Inilah akibat setengah hati membersihkan Kepolisian Republik Indonesia. Penyakit korupsi di lembaga ini dari tahun ke tahun bukannya berkurang, melainkan malah menyebar dan merajalela bak kanker. Laporan terbaru Transparency International menempatkan Kepolisian Republik Indonesia sebagai lembaga paling korup dibanding lembaga-lembaga lain. Temuan ini mempertegas perlunya mereformasi total lembaga ini.
Hasil survei lembaga itu menunjukkan Kepolisian Indonesia memiliki kinerja terjelek dibanding lembaga serupa di semua negara Asia Tenggara. Sebanyak 91 persen responden menganggap institusi ini paling korup. Tentu saja ini cap yang sangat memalukan, dan harus ada perubahan radikal untuk memperbaikinya.
Baca Juga:
Temuan ini adalah tamparan kembali bagi Kepolisian. Bagaimana mungkin lembaga ini bisa menegakkan hukum dengan adil bila mereka menganggap korupsi sebagai hal biasa. Publik dengan gampang melihat betapa banyak polisi yang bergaji biasa-biasa tapi punya rekening jumbo di mana-mana.

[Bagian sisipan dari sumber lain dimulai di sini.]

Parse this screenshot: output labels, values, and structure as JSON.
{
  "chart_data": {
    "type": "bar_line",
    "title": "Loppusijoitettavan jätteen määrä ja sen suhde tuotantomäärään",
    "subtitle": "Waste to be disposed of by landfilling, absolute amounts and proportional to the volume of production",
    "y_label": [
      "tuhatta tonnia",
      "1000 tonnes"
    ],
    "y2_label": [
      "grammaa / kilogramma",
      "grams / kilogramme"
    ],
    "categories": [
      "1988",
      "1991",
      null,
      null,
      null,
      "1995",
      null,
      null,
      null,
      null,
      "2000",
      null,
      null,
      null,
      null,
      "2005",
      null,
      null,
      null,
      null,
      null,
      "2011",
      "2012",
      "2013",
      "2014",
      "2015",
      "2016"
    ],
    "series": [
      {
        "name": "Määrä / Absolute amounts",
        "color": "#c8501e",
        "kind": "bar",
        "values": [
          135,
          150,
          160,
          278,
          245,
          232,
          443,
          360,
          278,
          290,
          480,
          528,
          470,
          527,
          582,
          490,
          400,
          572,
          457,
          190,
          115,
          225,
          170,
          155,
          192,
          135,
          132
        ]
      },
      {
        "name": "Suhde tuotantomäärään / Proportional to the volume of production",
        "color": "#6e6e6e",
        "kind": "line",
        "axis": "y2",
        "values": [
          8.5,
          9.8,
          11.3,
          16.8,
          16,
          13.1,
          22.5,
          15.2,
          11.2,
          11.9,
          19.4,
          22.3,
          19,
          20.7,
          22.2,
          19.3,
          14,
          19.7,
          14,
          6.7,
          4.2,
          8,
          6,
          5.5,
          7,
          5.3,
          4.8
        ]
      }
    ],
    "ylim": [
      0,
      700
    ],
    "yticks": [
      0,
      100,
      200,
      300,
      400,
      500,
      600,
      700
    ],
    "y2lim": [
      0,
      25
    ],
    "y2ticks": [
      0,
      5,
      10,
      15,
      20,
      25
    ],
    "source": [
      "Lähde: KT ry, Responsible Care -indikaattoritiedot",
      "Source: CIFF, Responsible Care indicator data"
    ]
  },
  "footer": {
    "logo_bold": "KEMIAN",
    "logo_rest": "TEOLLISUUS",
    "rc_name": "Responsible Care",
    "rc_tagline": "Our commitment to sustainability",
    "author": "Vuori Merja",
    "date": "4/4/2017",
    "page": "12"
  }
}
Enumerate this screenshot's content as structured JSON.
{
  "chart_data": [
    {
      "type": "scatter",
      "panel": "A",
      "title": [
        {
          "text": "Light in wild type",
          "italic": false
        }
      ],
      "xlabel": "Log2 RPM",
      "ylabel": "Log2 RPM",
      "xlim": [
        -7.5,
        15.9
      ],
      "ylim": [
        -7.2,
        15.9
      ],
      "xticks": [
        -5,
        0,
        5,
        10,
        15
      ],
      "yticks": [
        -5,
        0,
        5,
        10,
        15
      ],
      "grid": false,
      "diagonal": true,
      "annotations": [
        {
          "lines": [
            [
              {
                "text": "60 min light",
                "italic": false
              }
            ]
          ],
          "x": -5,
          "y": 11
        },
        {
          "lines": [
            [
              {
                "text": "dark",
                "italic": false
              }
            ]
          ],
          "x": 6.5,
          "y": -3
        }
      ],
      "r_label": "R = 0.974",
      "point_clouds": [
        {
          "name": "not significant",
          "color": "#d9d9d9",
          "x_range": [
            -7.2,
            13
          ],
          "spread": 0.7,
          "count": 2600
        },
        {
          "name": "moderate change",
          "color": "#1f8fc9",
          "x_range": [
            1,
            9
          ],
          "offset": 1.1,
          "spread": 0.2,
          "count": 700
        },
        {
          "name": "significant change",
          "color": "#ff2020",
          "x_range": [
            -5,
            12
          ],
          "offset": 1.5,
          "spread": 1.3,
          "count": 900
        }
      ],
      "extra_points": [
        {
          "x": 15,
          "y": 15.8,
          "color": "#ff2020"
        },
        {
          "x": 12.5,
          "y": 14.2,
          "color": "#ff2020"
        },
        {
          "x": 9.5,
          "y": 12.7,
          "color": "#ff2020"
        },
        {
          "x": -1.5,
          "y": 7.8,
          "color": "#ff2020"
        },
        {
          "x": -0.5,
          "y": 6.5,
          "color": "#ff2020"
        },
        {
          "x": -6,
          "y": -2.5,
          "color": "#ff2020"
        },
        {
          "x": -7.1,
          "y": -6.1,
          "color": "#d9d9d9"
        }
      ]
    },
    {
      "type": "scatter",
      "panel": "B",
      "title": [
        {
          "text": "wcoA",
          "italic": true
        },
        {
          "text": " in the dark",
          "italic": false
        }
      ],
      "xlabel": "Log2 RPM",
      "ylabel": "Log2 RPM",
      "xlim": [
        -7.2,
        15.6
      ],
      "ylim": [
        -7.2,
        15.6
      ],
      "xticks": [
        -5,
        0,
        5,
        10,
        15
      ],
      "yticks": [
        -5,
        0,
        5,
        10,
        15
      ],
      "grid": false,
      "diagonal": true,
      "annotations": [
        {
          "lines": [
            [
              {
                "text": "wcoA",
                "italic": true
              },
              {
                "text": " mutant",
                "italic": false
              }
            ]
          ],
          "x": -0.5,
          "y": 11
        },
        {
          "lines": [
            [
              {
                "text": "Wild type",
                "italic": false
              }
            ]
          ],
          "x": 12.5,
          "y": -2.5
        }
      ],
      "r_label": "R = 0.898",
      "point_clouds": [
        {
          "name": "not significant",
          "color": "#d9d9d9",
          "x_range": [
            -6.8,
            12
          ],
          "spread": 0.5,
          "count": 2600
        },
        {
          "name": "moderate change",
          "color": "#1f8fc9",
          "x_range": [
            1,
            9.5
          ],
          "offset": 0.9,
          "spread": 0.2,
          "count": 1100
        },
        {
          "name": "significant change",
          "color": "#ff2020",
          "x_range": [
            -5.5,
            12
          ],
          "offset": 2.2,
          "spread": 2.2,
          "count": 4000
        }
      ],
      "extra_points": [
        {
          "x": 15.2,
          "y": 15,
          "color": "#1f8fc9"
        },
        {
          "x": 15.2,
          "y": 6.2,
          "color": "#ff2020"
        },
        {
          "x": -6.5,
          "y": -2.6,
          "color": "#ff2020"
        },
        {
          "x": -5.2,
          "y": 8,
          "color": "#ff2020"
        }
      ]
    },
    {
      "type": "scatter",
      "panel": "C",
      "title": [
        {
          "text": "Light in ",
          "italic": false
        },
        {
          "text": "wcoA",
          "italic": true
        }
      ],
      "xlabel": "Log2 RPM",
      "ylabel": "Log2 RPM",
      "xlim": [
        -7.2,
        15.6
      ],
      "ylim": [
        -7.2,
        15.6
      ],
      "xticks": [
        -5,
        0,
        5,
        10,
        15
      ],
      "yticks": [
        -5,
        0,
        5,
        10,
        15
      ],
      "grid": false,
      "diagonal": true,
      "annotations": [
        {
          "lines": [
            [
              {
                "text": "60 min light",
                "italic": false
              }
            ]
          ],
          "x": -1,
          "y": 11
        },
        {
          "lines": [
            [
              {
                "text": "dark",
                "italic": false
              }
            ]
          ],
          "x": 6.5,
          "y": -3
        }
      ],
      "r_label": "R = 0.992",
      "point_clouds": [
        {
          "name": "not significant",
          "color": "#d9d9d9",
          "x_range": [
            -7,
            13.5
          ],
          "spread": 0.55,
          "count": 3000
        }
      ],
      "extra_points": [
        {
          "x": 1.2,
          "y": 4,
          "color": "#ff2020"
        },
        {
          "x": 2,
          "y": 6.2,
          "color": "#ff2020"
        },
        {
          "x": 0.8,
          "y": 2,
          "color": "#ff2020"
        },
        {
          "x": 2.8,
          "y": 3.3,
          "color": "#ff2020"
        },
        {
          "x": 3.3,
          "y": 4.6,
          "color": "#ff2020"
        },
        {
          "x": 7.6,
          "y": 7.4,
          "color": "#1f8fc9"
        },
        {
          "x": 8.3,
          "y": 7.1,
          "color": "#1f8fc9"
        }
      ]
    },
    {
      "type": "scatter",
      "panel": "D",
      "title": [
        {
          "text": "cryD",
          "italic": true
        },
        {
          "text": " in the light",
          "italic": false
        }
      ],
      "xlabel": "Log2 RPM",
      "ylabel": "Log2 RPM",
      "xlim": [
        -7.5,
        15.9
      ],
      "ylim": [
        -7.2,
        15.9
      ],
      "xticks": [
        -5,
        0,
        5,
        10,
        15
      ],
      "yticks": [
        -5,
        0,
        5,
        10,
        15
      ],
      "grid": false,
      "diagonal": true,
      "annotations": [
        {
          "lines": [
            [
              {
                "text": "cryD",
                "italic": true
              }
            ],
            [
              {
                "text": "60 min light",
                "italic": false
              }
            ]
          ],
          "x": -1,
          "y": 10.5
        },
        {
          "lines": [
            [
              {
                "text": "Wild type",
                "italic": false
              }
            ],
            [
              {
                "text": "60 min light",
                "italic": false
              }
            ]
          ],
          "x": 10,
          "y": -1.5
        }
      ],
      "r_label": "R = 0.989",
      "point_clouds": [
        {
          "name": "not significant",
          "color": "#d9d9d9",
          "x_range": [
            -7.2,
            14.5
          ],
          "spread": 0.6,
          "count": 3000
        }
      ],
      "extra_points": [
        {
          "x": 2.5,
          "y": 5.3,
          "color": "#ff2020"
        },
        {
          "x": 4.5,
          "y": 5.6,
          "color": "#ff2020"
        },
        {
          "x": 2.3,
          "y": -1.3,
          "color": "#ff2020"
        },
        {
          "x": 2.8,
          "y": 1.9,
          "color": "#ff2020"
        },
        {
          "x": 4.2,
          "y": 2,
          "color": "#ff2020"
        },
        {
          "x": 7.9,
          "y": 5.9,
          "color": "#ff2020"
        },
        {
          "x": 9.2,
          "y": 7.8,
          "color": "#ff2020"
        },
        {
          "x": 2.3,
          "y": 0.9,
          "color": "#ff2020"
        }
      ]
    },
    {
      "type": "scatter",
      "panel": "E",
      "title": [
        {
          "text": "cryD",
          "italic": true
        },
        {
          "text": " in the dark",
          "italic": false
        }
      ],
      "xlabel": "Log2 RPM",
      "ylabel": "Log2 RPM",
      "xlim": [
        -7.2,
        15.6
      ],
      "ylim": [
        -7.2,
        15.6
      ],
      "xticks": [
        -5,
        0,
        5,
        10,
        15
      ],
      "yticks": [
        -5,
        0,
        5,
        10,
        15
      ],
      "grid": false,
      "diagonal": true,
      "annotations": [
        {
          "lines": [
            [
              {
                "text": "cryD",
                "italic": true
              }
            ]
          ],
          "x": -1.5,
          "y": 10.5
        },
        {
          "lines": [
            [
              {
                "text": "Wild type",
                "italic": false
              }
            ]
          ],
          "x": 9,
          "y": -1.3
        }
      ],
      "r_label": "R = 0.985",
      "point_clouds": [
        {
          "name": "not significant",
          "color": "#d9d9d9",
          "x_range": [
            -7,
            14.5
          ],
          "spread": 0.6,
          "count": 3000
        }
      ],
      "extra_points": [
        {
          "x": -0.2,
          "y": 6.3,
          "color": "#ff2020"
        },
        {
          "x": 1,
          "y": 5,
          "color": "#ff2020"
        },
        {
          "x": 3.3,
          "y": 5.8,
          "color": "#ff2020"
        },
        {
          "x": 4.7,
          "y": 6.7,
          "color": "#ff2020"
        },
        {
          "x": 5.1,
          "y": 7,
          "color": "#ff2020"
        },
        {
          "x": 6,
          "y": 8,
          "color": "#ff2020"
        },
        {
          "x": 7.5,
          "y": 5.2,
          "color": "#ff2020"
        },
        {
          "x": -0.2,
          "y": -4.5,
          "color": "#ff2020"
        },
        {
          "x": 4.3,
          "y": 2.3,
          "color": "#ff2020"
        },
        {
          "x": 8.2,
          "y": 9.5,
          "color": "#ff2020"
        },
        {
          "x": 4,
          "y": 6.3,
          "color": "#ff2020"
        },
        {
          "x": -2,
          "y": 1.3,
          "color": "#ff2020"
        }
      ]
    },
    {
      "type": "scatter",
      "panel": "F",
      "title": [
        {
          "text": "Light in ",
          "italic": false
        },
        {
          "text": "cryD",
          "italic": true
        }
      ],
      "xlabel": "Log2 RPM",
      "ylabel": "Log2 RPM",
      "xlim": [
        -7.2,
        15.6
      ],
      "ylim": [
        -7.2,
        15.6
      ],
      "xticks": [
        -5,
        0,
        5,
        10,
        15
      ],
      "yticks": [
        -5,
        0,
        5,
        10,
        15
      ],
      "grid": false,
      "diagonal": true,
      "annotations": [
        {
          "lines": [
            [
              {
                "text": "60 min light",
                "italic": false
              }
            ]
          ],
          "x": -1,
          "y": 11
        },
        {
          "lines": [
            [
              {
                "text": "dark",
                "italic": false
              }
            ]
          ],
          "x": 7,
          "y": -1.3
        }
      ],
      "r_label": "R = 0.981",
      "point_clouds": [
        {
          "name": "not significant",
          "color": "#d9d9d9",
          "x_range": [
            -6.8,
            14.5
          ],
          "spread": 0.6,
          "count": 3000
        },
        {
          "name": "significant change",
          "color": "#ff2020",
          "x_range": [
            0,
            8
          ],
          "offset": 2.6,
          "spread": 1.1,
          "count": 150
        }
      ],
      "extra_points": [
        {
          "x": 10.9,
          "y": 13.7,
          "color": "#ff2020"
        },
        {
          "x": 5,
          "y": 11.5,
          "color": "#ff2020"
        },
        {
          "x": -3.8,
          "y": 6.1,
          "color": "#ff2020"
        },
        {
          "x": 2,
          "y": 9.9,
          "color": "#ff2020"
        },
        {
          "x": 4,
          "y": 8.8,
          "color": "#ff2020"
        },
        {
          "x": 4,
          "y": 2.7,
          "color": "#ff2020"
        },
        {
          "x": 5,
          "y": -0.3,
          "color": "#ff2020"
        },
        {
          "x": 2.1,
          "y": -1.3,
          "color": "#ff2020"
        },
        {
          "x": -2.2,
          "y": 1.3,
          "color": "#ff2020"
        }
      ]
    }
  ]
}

Seorang bintara polisi seperti Labora Sitorus, contohnya, yang bekerja hanya selama 30 tahun, bisa menumpuk Rp 900 miliar di rekeningnya. Jumlah ini sepuluh kali lipat kekayaan Jenderal Djoko Susilo, yang telah disita Komisi Pemberantasan Korupsi, dalam kasus korupsi simulator kemudi.
Hasil survei Transparency International menunjukkan budaya menerima rasuah di kalangan kepolisian seperti dianggap hal biasa, bukan sesuatu yang melanggar hukum. Sogokan dari soal kecil, seperti menebus surat tilang (bukti pelanggaran), sampai pengadaan simulator kemudi dan pelat nomor terjadi di mana-mana.
Dalam survei Transparency International diketahui, 75 persen responden menyatakan telah menyuap polisi dalam setahun terakhir. Survei ini melibatkan 114 ribu responden di 107 negara, di antaranya 1.000 responden dari lingkungan rumah tangga di lima kota besar, yaitu Jakarta, Bandung, Surabaya, Medan, dan Makassar.
Yang menyedihkan, praktek rasuah seperti itu terkesan dibiarkan hidup di tubuh Polri. Jarang ada hukuman berat bagi polisi-polisi seperti Labora Sitorus. Kalaupun kasus rasuahnya terungkap, para perwira atasannya malah menutup-nutupinya.
Cap jelek ini mesti membuat Presiden Susilo Bambang Yudhoyono maupun Komisi Kepolisian turun tangan. Kenyataannya, mereka terkesan mendiamkan penyakit rasuah itu beranak-pinak di Kepolisian. Tak pernah ada gebrakan berarti.
Mencerabut perilaku korupsi di Kepolisian jelas bukan perkara gampang. Semestinya Presiden belajar dari negara-negara lain yang pernah menderita penyakit serupa. Hong Kong, misalnya, pada dekade 1980-an, kepolisiannya juga dilanda praktek korupsi. Namun, setelah pemimpin wilayahnya mengumumkan perang total melawan korupsi, penyakit itu berangsur sembuh. Mereka menunjuk pejabat-pejabat yang bersih. Mereka juga menerapkan hukuman keras yang membuat para polisi hitam jera.
Kondisi saat ini sudah gawat darurat. Jika Presiden tak mau turun tangan, keadaan bisa makin buruk. Masyarakat akan semakin tak percaya kepada Kepolisian. Dengan kewenangannya, semestinya ia memberi jalan bagi lembaga lain, seperti Komisi Pemberantasan Korupsi, untuk membersihkan Kepolisian.